I think of James Baldwin’s words: “This is the crime of which I accuse my country and my countrymen, and for which neither I nor time nor history will ever forgive them, that they have destroyed and are destroying hundreds of thousands of lives and do not know it and do not want to know it.”
When it comes to Asian-American grief, do Americans want to know?
These past few weeks, it seems as if Americans have opened to a kind of knowing. As I saw these recent incidents of anti-Asian violence unfold in the news, I felt a profound sense of grief. But I also experienced something akin to relief. Maybe, I thought, now people will start to respond to anti-Asian violence with the same urgency they apply to other kinds of racism.

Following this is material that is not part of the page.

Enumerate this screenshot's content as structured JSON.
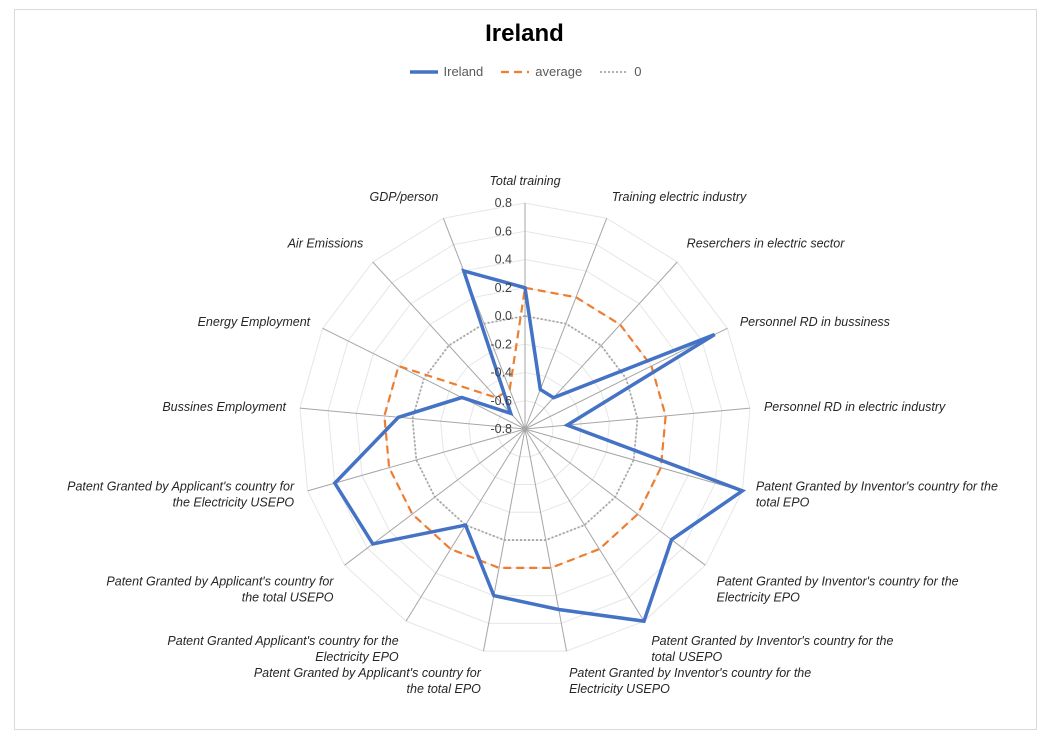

But then I started to feel a familiar queasiness in the pit of my stomach. Is this indeed what it takes? A political imagination (or, really, lack thereof) that predicates recognition on the price of visible harm?
There is something wrong with the way Americans think about who deserves social justice — as though attention to nonwhite groups, their histories and conditions, is only as pressing as the injuries that they have suffered. Racial justice is often couched in arcane, moralistic terms rather than understood as an ethical given in democratic participation.

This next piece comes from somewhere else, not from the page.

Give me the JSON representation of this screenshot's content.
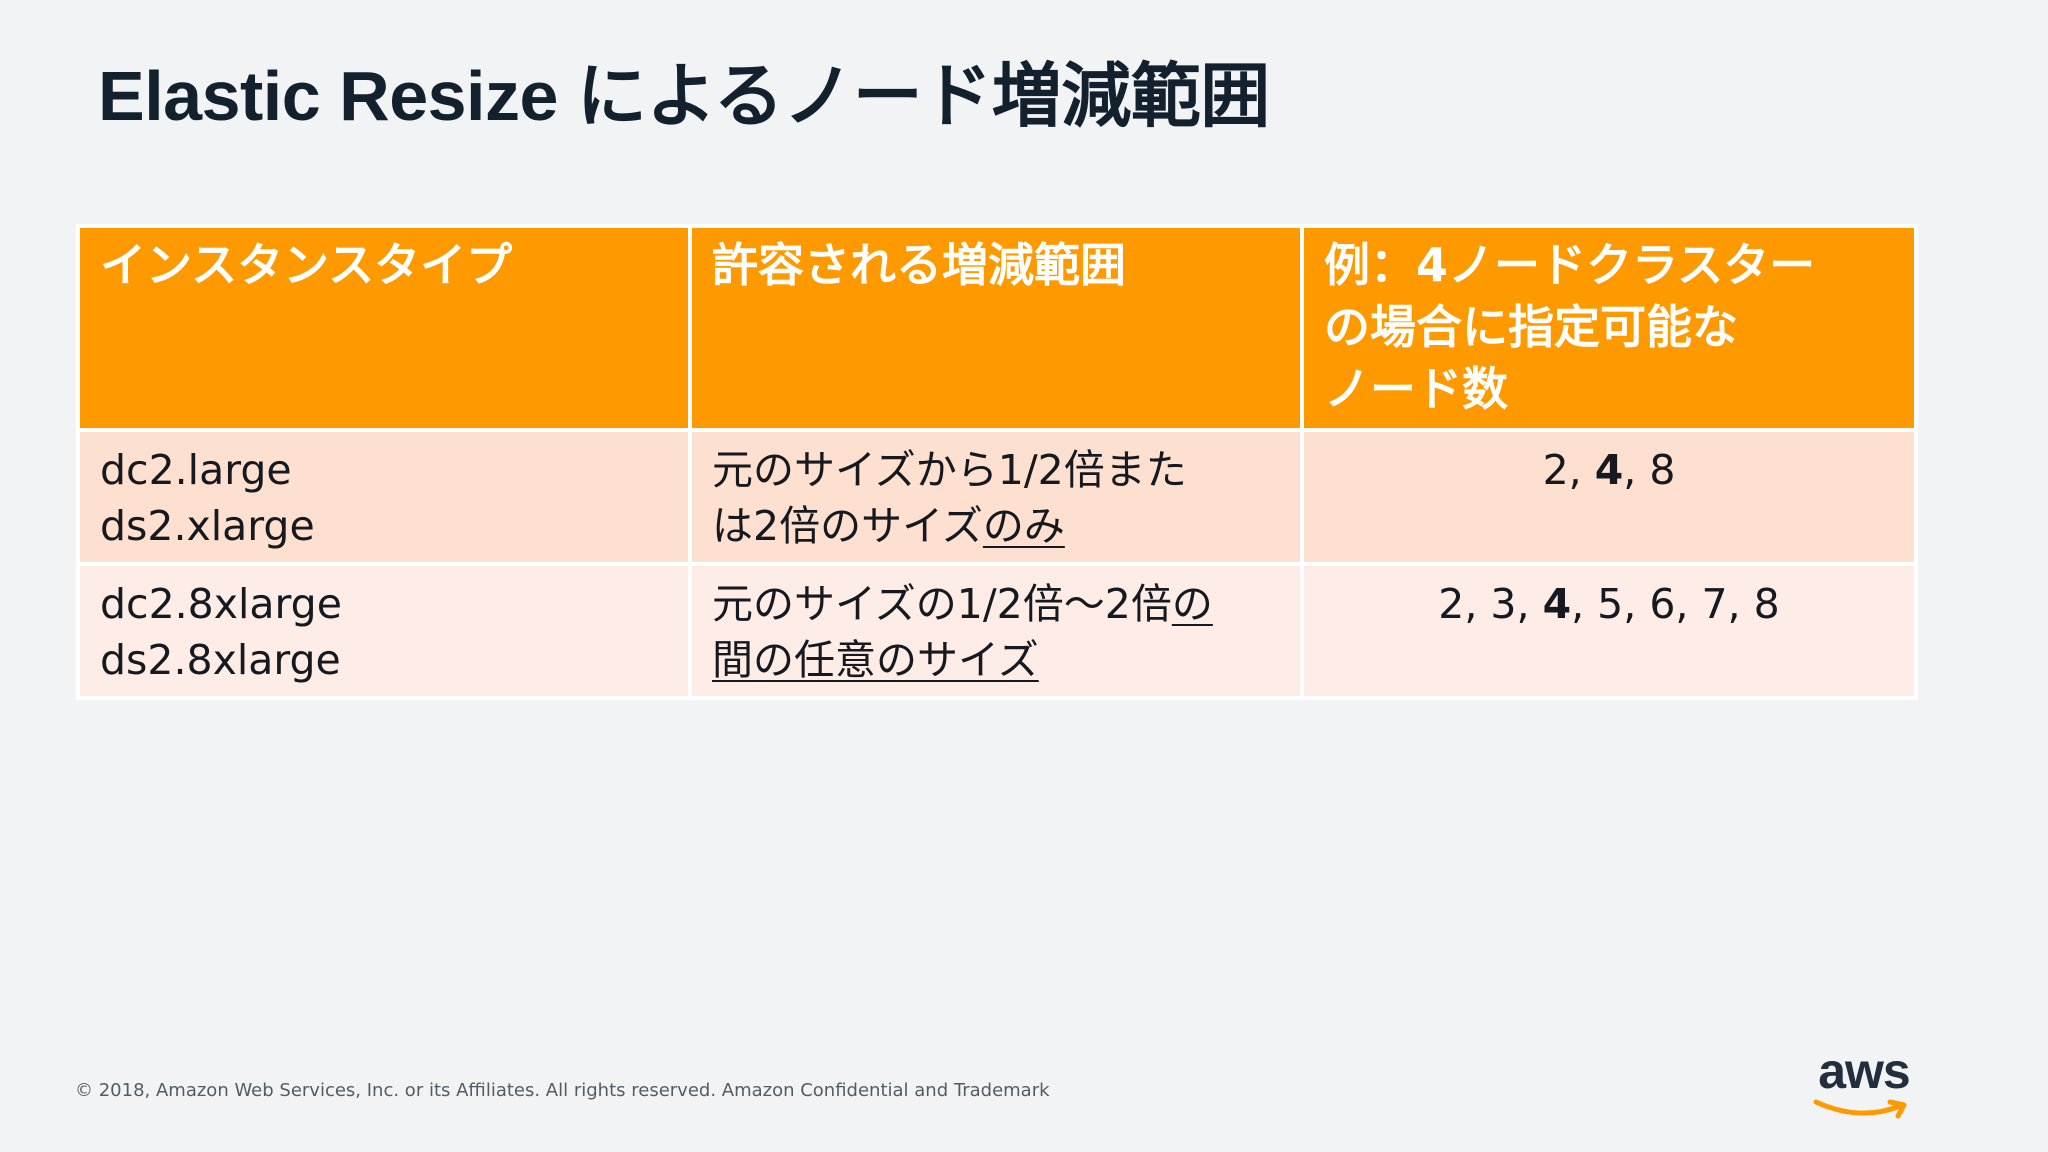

It seems crazily naïve to suggest that we ought to learn, value and want to know about all of our countrymen out of respect rather than guilt. Yet while legitimizing racial and cultural differences exclusively in terms of injury may motivate reform in the short run, in the long term it feeds a politics of tribalism that erupts over and over again.

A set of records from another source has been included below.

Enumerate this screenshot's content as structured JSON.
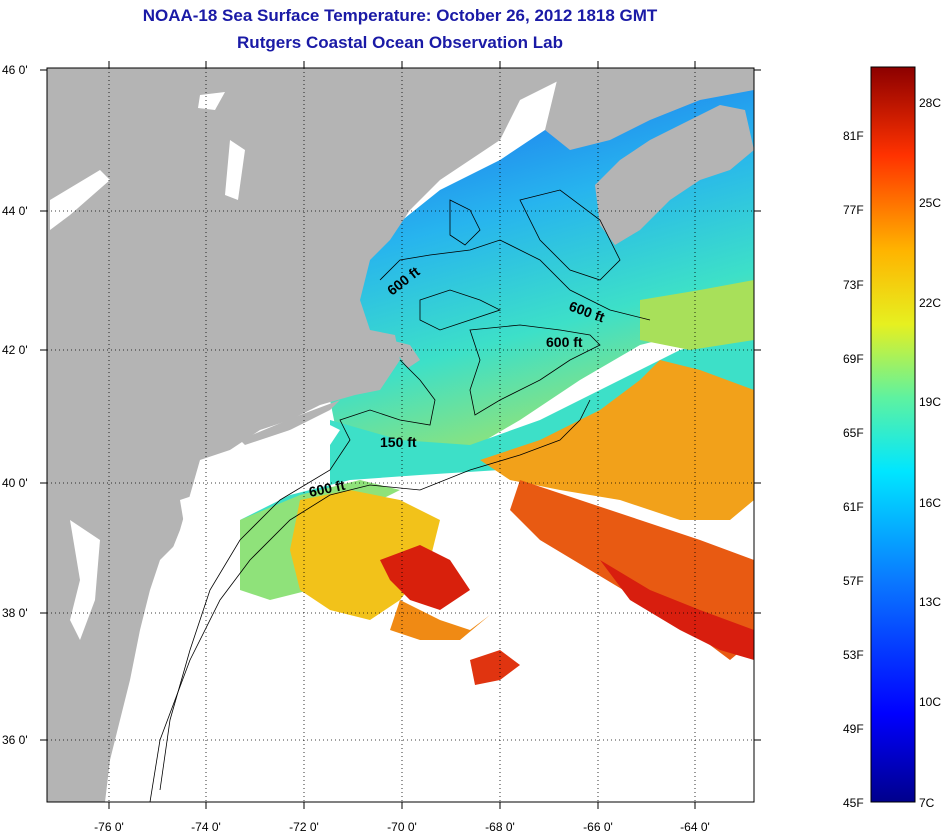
{
  "header": {
    "title": "NOAA-18 Sea Surface Temperature:  October 26, 2012 1818 GMT",
    "subtitle": "Rutgers Coastal Ocean Observation Lab"
  },
  "map": {
    "lat_labels": [
      "46 0'",
      "44 0'",
      "42 0'",
      "40 0'",
      "38 0'",
      "36 0'"
    ],
    "lon_labels": [
      "-76 0'",
      "-74 0'",
      "-72 0'",
      "-70 0'",
      "-68 0'",
      "-66 0'",
      "-64 0'"
    ],
    "contour_labels": [
      "600 ft",
      "600 ft",
      "600 ft",
      "150 ft",
      "600 ft"
    ],
    "colors": {
      "land": "#b4b4b4",
      "no_data": "#ffffff",
      "cold": "#1a5cf0",
      "cool": "#27b4ee",
      "mild": "#3de0c8",
      "warm": "#f2c21a",
      "hot": "#e23010"
    }
  },
  "colorbar": {
    "fahrenheit_labels": [
      "81F",
      "77F",
      "73F",
      "69F",
      "65F",
      "61F",
      "57F",
      "53F",
      "49F",
      "45F"
    ],
    "celsius_labels": [
      "28C",
      "25C",
      "22C",
      "19C",
      "16C",
      "13C",
      "10C",
      "7C"
    ],
    "range_c": [
      7,
      29
    ]
  }
}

Two decades ago, I wrote in my book “The Melancholy of Race” that “we are a nation at ease with grievance but not with grief.” We still are. In the desire to move past racial troubles — in our eagerness to progress — we as a nation have been more focused on quantifying injury and shoring up identity categories than doing the harder work of confronting the enduring, ineffable, at times contradictory and messier wounds of American racism: how being hated and hating can look the same; how the lesson of powerlessness can teach justice or, perversely, the ugly pleasures of power; how the legacy of anger, shame and guilt is complex.
Unprocessed grief and unacknowledged racial dynamics continue to haunt our social relations. The discourse of racial identity has obscured the history of American racial entanglements. And why is entanglement important? Because the challenge of democracy is not about identifying with someone like yourself (that’s easy to do) nor about giving up your self-interest (that’s hard to ask). It’s about learning to see your self-interest as profoundly and inevitably entwined with the interests of others.